Apropos the article “Sins of clergy” by Pushpa Bhargava (Jan 2), I entirely agree with the opinion expressed by the writer. The masses of India are being fooled by the maulvis, pandits, priests and granthis who are the products of madarsas, mandirs, churches and gurudwaras where they are brainwashed with fundamentalist ideologies and outdated beliefs and myths, backed by imaginary legends and miracles attributed to their respective gods and prophets. They are then sent out as missionaries to mislead the masses and divide society by preaching religious dogmas.

As a result of this, we now see ever-increasing religious processions/rath yatras of all shades blocking our already crowded roads. Loudspeakers loudly dispense their doctrines to the unwilling general public.

Charlatans masquerading as godmen are the protégées of our influential politicians, which further increases their clout. We need to stop activities of these people in order to protect our vast illiterate population.

Brig W.S. CHOUDARY (retd), Panchkula

Dear readers

Letters to the Editor, neatly hand-written or typed, upto 150 words, should be sent to the Letters Editor, The Tribune, Sector 29 C, Chandigarh. Letters can also be emailed at the following address: letters@tribunemail.com

— Editor-in-Chief


Saving the girl child

I welcome the decision of the Haryana Government to announce 2006 as the Year of The Girl Child. It deserves praise for announcing various welfare schemes for the girl child on this occasion. But all these schemes will be minimised if the Haryana government does not resolve to deal with the cases of female foeticide, rapes and dowry deaths with a firm hand.


Concession for students

The Himachal Pradesh Board of School Education has taken a good step from this year to provide extra time of 15 minutes for students to go through the question paper before an examination. It will enhance the ability of students to think properly and write well.

J.B. THAPA, Hamirpur


In this world of severe competition, where the students should be quick to answer all the questions within the minimum possible time, we are crippling their competence by providing laxity in time. Moreover, distribution of the question paper 15 minutes before the answer-sheets will definitely result in chaos. Students can indulge in queries thereby adversely affecting the discipline at the examination centres.
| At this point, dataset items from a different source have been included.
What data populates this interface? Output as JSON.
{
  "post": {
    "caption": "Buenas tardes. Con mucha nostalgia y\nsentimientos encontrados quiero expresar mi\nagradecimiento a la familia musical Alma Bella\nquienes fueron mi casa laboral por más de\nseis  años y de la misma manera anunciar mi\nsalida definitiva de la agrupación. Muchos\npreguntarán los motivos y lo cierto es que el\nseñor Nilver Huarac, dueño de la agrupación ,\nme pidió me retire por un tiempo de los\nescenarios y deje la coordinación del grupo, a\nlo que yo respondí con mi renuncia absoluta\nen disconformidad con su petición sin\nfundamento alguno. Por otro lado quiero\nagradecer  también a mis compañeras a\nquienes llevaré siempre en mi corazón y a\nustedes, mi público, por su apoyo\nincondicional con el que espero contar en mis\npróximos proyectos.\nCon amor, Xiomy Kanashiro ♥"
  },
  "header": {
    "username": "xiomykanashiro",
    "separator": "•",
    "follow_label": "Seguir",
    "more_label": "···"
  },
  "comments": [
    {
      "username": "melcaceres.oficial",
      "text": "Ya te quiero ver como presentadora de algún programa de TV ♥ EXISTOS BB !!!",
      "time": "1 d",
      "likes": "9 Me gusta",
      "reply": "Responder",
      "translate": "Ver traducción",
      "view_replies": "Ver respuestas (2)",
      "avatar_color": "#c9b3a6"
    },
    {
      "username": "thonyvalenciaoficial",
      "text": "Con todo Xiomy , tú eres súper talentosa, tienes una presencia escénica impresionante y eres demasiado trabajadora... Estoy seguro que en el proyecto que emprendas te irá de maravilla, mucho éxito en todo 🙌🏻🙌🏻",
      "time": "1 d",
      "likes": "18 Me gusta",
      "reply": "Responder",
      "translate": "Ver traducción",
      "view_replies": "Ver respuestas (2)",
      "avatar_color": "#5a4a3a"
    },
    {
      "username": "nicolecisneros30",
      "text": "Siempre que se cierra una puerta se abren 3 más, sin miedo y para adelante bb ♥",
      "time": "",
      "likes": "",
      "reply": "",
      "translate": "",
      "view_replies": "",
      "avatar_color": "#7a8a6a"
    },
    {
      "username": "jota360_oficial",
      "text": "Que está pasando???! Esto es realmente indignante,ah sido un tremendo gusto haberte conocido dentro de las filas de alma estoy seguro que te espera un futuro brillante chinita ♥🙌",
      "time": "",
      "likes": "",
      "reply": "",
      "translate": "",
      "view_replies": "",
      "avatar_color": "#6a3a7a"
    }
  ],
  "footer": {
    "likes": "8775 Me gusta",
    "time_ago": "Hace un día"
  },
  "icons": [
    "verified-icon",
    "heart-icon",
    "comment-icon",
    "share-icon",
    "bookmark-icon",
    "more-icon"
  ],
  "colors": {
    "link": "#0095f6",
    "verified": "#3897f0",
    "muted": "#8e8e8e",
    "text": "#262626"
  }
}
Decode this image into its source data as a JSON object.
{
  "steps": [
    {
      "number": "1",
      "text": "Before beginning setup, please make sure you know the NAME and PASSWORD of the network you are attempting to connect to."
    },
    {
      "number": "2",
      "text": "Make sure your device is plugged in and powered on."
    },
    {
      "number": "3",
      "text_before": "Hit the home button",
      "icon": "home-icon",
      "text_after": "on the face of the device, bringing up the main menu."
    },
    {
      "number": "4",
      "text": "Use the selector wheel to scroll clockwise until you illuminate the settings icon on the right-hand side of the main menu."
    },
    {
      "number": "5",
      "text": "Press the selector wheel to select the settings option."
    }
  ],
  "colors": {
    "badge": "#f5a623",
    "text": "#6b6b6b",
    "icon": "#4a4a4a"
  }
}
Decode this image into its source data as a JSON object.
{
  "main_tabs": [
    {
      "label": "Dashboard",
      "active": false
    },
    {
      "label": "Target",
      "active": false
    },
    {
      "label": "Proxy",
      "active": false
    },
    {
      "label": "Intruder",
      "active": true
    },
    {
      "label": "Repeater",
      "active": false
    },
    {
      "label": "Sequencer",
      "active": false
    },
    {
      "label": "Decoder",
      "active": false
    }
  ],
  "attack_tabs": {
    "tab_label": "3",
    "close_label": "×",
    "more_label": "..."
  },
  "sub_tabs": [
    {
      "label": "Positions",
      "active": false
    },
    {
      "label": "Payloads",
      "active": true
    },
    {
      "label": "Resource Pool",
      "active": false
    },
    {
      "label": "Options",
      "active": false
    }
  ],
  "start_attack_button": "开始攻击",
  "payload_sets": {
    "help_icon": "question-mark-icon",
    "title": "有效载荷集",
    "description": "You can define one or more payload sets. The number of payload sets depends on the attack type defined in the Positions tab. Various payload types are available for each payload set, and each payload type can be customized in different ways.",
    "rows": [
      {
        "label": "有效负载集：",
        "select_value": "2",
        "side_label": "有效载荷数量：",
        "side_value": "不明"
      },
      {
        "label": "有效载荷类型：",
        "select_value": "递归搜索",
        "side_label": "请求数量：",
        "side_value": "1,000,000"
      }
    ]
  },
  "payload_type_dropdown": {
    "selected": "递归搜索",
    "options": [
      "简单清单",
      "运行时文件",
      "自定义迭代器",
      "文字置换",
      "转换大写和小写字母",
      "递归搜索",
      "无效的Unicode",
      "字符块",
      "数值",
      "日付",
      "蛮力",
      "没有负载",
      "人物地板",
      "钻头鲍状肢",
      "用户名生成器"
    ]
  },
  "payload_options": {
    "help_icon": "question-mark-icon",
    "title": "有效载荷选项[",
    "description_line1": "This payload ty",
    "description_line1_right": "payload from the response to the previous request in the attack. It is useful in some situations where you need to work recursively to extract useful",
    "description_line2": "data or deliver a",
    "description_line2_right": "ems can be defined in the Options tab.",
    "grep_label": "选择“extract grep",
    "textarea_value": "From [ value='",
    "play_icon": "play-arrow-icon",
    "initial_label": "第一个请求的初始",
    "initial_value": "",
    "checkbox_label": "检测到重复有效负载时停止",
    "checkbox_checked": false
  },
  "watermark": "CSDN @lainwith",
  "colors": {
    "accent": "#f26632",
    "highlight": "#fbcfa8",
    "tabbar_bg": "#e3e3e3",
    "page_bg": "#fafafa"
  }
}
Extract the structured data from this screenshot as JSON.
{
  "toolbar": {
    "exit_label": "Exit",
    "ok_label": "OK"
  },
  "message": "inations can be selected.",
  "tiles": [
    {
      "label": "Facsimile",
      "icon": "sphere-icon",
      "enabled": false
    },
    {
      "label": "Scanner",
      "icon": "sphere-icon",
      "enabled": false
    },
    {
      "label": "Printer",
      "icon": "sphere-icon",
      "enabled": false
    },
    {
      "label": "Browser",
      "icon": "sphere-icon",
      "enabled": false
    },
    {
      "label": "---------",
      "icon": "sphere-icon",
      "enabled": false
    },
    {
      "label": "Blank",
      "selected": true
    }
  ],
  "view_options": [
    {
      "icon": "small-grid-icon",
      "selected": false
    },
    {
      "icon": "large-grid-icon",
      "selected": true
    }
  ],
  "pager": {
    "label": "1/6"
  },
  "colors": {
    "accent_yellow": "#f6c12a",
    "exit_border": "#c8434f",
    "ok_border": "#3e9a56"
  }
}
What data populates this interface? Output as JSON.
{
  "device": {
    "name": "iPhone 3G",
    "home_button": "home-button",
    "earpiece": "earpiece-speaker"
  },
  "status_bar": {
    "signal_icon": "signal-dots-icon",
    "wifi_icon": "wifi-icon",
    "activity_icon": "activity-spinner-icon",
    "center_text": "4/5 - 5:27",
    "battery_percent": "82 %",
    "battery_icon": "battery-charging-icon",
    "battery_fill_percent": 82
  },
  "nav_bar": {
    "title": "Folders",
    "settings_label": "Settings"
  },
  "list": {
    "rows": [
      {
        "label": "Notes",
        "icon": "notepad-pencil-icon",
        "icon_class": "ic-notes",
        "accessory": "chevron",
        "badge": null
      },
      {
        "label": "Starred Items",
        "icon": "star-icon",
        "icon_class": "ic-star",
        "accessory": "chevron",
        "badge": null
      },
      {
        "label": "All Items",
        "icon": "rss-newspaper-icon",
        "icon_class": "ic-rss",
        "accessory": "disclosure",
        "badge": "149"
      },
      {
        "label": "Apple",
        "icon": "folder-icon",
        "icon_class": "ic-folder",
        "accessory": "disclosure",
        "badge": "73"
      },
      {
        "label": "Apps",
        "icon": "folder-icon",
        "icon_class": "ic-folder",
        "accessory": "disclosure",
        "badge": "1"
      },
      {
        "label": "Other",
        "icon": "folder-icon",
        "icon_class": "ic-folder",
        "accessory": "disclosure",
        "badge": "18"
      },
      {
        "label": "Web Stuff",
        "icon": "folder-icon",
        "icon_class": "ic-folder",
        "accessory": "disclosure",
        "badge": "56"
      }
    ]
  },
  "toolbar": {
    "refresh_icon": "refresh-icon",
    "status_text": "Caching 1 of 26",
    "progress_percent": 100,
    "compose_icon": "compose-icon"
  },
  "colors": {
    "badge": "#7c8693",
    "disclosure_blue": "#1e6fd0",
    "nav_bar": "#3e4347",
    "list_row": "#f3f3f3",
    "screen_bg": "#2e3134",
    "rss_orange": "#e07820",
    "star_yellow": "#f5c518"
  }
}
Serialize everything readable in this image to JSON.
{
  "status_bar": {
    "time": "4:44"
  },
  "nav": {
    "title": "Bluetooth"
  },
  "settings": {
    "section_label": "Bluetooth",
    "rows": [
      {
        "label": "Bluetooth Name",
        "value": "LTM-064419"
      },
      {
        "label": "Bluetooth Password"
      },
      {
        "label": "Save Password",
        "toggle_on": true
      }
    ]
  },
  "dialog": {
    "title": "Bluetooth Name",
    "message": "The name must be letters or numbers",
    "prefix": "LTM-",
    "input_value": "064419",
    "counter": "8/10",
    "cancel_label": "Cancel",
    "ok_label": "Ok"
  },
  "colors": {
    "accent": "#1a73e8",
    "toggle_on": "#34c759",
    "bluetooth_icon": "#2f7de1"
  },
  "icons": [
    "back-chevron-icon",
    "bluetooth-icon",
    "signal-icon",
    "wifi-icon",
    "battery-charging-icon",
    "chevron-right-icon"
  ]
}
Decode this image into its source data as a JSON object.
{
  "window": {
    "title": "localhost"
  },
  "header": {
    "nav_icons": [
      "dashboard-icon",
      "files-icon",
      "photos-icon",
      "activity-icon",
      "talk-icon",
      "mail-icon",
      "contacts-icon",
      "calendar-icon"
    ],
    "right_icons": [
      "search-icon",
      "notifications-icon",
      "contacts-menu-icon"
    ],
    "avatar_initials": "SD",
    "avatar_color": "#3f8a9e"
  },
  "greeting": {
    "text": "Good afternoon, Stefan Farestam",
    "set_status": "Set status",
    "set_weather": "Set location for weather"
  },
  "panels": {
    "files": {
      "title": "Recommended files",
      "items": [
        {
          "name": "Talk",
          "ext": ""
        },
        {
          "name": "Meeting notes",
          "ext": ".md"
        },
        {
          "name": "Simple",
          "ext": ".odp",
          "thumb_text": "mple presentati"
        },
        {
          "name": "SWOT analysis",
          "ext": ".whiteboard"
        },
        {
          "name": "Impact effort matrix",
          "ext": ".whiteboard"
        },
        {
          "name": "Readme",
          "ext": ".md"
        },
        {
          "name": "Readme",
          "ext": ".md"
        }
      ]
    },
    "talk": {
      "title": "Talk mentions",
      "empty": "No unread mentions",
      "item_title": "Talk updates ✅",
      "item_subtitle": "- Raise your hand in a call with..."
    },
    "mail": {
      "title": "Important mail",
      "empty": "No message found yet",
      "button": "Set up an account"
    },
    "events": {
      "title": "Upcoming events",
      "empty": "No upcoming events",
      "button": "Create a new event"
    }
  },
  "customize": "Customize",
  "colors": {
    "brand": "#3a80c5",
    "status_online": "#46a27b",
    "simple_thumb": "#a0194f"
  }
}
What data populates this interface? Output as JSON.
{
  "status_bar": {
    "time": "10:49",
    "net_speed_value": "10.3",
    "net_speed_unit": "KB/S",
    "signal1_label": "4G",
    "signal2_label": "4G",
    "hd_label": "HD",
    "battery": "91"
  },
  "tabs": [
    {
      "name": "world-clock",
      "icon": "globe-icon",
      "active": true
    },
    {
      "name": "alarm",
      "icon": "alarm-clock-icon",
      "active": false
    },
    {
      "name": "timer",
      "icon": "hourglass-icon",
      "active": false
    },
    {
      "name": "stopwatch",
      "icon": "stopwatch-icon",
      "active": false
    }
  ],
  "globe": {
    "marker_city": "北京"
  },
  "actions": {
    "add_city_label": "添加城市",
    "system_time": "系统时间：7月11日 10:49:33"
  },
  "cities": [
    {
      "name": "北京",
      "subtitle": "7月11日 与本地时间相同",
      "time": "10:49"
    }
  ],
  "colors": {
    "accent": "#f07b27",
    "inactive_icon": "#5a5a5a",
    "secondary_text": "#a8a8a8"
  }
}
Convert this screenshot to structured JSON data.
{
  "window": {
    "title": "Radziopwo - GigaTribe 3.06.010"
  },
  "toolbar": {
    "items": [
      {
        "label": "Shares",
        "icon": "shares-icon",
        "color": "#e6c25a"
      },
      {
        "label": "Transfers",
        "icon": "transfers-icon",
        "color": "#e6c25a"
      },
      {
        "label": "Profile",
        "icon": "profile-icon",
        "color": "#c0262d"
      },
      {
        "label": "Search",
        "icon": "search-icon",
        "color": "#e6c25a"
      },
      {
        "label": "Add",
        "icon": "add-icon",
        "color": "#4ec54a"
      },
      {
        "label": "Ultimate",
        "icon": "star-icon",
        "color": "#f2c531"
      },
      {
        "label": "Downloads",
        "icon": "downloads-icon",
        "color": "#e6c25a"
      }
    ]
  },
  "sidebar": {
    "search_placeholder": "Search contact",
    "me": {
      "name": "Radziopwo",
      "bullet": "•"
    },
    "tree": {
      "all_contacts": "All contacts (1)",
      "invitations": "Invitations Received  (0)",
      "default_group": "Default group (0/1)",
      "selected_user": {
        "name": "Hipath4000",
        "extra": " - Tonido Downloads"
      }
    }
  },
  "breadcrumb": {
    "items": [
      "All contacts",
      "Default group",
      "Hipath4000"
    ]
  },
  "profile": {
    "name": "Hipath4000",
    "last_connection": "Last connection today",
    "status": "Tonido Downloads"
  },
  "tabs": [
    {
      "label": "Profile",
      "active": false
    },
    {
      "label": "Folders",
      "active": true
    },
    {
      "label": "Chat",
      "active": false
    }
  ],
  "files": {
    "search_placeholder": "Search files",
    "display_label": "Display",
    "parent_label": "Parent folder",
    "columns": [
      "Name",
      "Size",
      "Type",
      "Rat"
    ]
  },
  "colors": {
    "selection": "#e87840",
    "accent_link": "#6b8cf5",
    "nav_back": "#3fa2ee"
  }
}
The decision should be reconsidered.


Brave lovers!

THIS refers to the periodic notice headed “Dear readers”, prompting readers of the paper to contribute to the letters’ column. However, the readers who respond to the tempting notice are soon disenchanted when they find that their contributions, by and large, get rejected and thus their brainchild seldom appears in print.

In fact, The Tribune seems to behave in this matter like the Keatsean La Belle Dame Sans Merci who, by nature, opted for young/handsome knights, ruthlessly jilting the old/chronic ones. A beautiful but heartless beloved responds to communications by numerous wooers very rarely. While most of the guys give up the exercise in utter disgust, a few persist and are rewarded with an occasional response. For that glorious/invigorating moment the brave guy puts up with countless indignities in glum silence.

The contributors to The Tribune would, therefore, be well-advised to enter the slippery arena with the adventurous spirit of a brave lover, failing which they are bound to meet disappointment.

TARA CHAND, Ambota (Una)


The right note

In my letter published in The Tribune on 24 February, 1973, I had suggested incorporating the year of printing in bank-notes of all denominations as was given in the printed image of a one-rupee-coin which is carried in the currency notes of the same denomination. The Reserve Bank of India has done well to incorporate the year of printing, besides a number of new, in-built security features in currency notes of one-hundred-rupee denomination. These features should be incorporated in other notes as well.


Defend the uniform

This is with reference to the news item captioned “Defence uniform”. You have rightly cautioned against the improper disposal of readymade combat dresses. This poses a threat to our national security and is punishable under Section 144 of the Criminal Procedure Code.

No unauthorised person should procure, purchase, store, stitch and sell any combat dress. Moreover, such dresses, badges, insignia, etc, should be sold only to identified army/police personnel. Terrorists wear uniforms of defence services and the police while launching attacks. Easy availability means a quick switch-over is always possible. Wearing of defence uniform/police uniform by a civilian should be made a cognizable offence.

M.L. BATURA, Karnal

Death not dreadful

Apropos Mr A.J. Phillip’s middle (Jan 2), death is indeed not dreadful. Since we know that it is inevitable, why not welcome it, happily, without demur? It is admitted that though a birth may not take place, death cannot be avoided. Sculpture and crown must tumble down. Further, to take the venom out of it, let’s recall a poet’s words: “One short sleep past, we wake eternally, And death shall be no more.”